The General is unusual as far as how expressions are made at Compass Box. Usually, and as we’ve seen in previous Compass Box reviews here, John Glaser or his other whisky makers select single malts of different profiles and assemble them themselves. Here, Glaser bought casks of whiskies already blended at a young age and left to marry in those casks for a very long time. Two parcels were bought, one being 33 years old at the time of The General’s final blending, and one rumoured to be 40 years old. John Glaser describes the whisky as having an “antique character lovers of old whiskies will seek out”. So let see what we think of this Compass Box The General.
Compass Box The General Review
As I have implied above, we have here a 33-year-old blended whisky, released in 2013. The blends used to make The General contained whiskies matured in both sherry and American oak casks. It is made at 66% with a potentially 40-year-old parcel of blended malt whisky (designated “Glen Calder”, which is not the name of a distillery), and 34% a 33-year-old parcel of blended Scotch whisky.
The final result gave 1,698 bottles at 53.4%, bottled without colouring nor chill filtration. It’s unfortunately long gone, but I bought a dram back in early August at the Golden Promise bar in Paris. Or try your luck at auction if you’re ready to pay quite a premium.

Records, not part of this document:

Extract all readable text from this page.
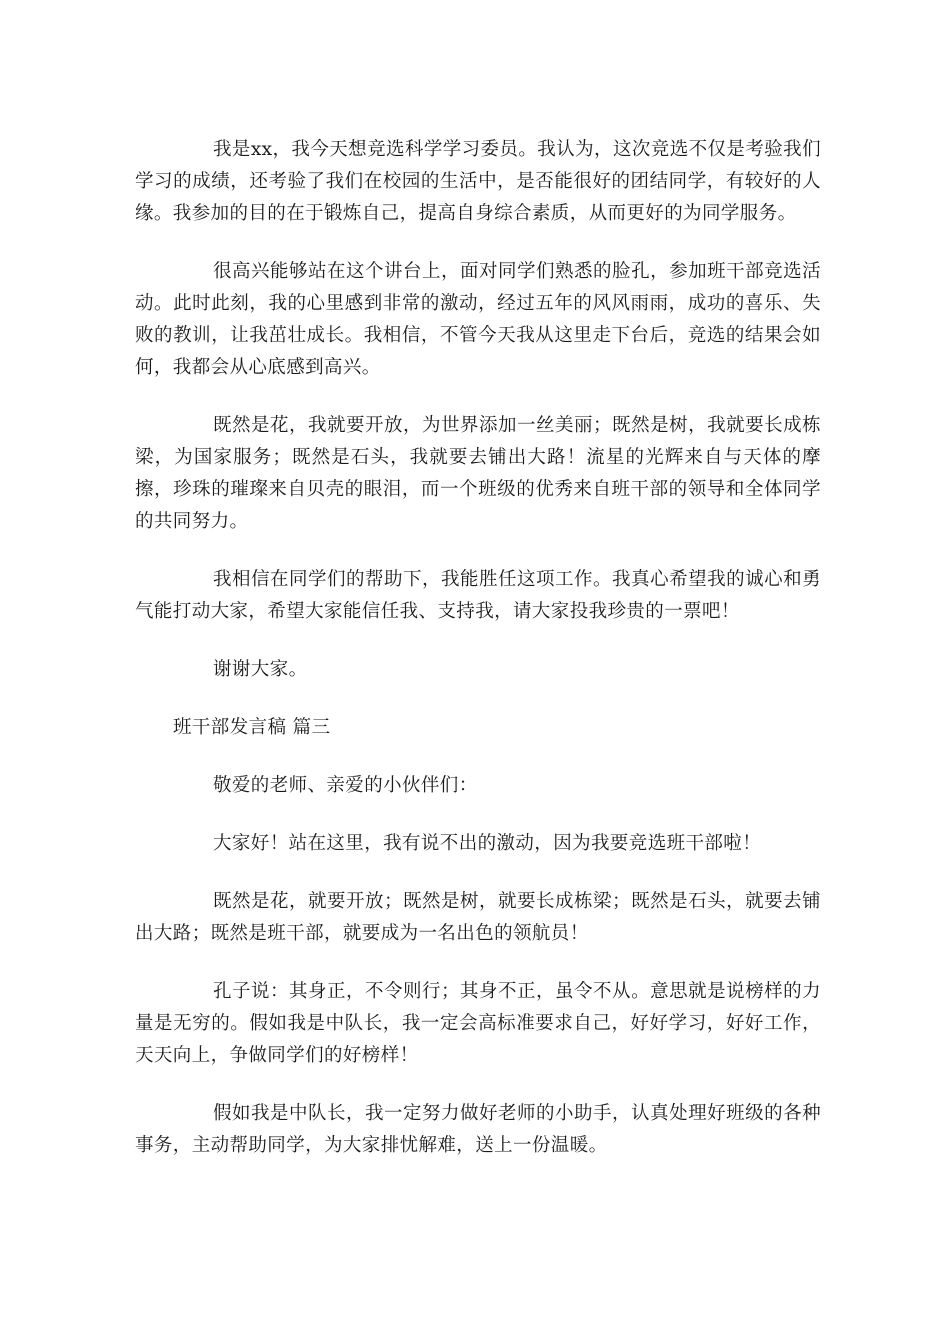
我是xx，我今天想竞选科学学习委员。我认为，这次竞选不仅是考验我们学习的成绩，还考验了我们在校园的生活中，是否能很好的团结同学，有较好的人缘。我参加的目的在于锻炼自己，提高自身综合素质，从而更好的为同学服务。

很高兴能够站在这个讲台上，面对同学们熟悉的脸孔，参加班干部竞选活动。此时此刻，我的心里感到非常的激动，经过五年的风风雨雨，成功的喜乐、失败的教训，让我茁壮成长。我相信，不管今天我从这里走下台后，竞选的结果会如何，我都会从心底感到高兴。

既然是花，我就要开放，为世界添加一丝美丽；既然是树，我就要长成栋梁，为国家服务；既然是石头，我就要去铺出大路！流星的光辉来自与天体的摩擦，珍珠的璀璨来自贝壳的眼泪，而一个班级的优秀来自班干部的领导和全体同学的共同努力。

我相信在同学们的帮助下，我能胜任这项工作。我真心希望我的诚心和勇气能打动大家，希望大家能信任我、支持我，请大家投我珍贵的一票吧！

谢谢大家。

班干部发言稿 篇三

敬爱的老师、亲爱的小伙伴们：

大家好！站在这里，我有说不出的激动，因为我要竞选班干部啦！

既然是花，就要开放；既然是树，就要长成栋梁；既然是石头，就要去铺出大路；既然是班干部，就要成为一名出色的领航员！

孔子说：其身正，不令则行；其身不正，虽令不从。意思就是说榜样的力量是无穷的。假如我是中队长，我一定会高标准要求自己，好好学习，好好工作，天天向上，争做同学们的好榜样！

假如我是中队长，我一定努力做好老师的小助手，认真处理好班级的各种事务，主动帮助同学，为大家排忧解难，送上一份温暖。
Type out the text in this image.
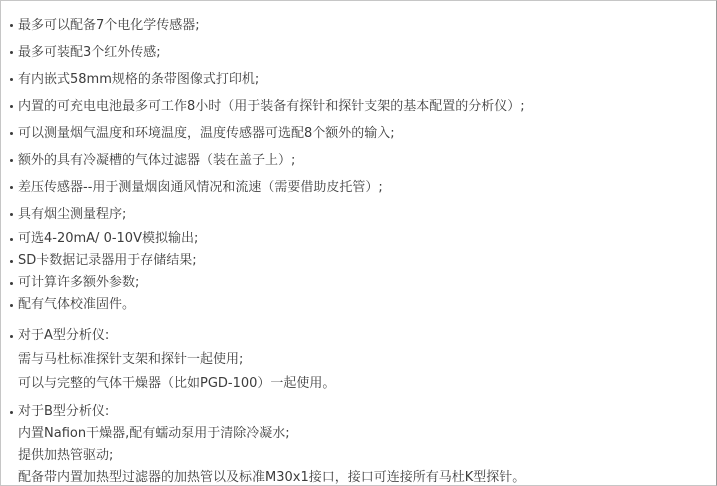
最多可以配备7个电化学传感器;
最多可装配3个红外传感;
有内嵌式58mm规格的条带图像式打印机;
内置的可充电电池最多可工作8小时（用于装备有探针和探针支架的基本配置的分析仪）;
可以测量烟气温度和环境温度，温度传感器可选配8个额外的输入;
额外的具有冷凝槽的气体过滤器（装在盖子上）;
差压传感器--用于测量烟囱通风情况和流速（需要借助皮托管）;
具有烟尘测量程序;
可选4-20mA/ 0-10V模拟输出;
SD卡数据记录器用于存储结果;
可计算许多额外参数;
配有气体校准固件。
对于A型分析仪:
需与马杜标准探针支架和探针一起使用;
可以与完整的气体干燥器（比如PGD-100）一起使用。
对于B型分析仪:
内置Nafion干燥器,配有蠕动泵用于清除冷凝水;
提供加热管驱动;
配备带内置加热型过滤器的加热管以及标准M30x1接口，接口可连接所有马杜K型探针。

The nose really starts like a very old sherried whisky, with old books, old wood, and old leather. Imagine leather covered old books on a dusty wood bookcase in an old bookshop. Then the fruity side appears, with candied fruits but not very sweet, and dried fruits, like raisins and dried plums.
Strong and thick arrival, completely envelopes the palate, but it is also delicate at the same time. Orange, sherry and leather open the palate, joined by spices and a light citrusy sourness (grapefruit). There are some earthy notes reminiscing of an old cognac or armagnac as well.
With water, it becomes more citrusy and summery. Excellent!
Spices lead the finish, with chocolate, ginger, a touch of wood, and again that old sherried whisky profile. Stick of liquorice and mint.
This is absolutely delicious, and even better with a couple drops of water. Even though it’s not that old or made that long ago, probably 70s to 1980 for the younger cask, it feels old style. Quite magnificent. Now unfortunately you’ll have to front close to £2,000 to get one on auction. It seems the original price was about £200 / €230, so its price went almost tenfold in less than ten years… But that is unfortunately how things go with good whisky… But thanks to the Golden Promise, I didn’t have to front that much money to taste it, though I don’t exactly remember how much I paid for one centilitre. Probably around 60 to 70€, so quite a sum already.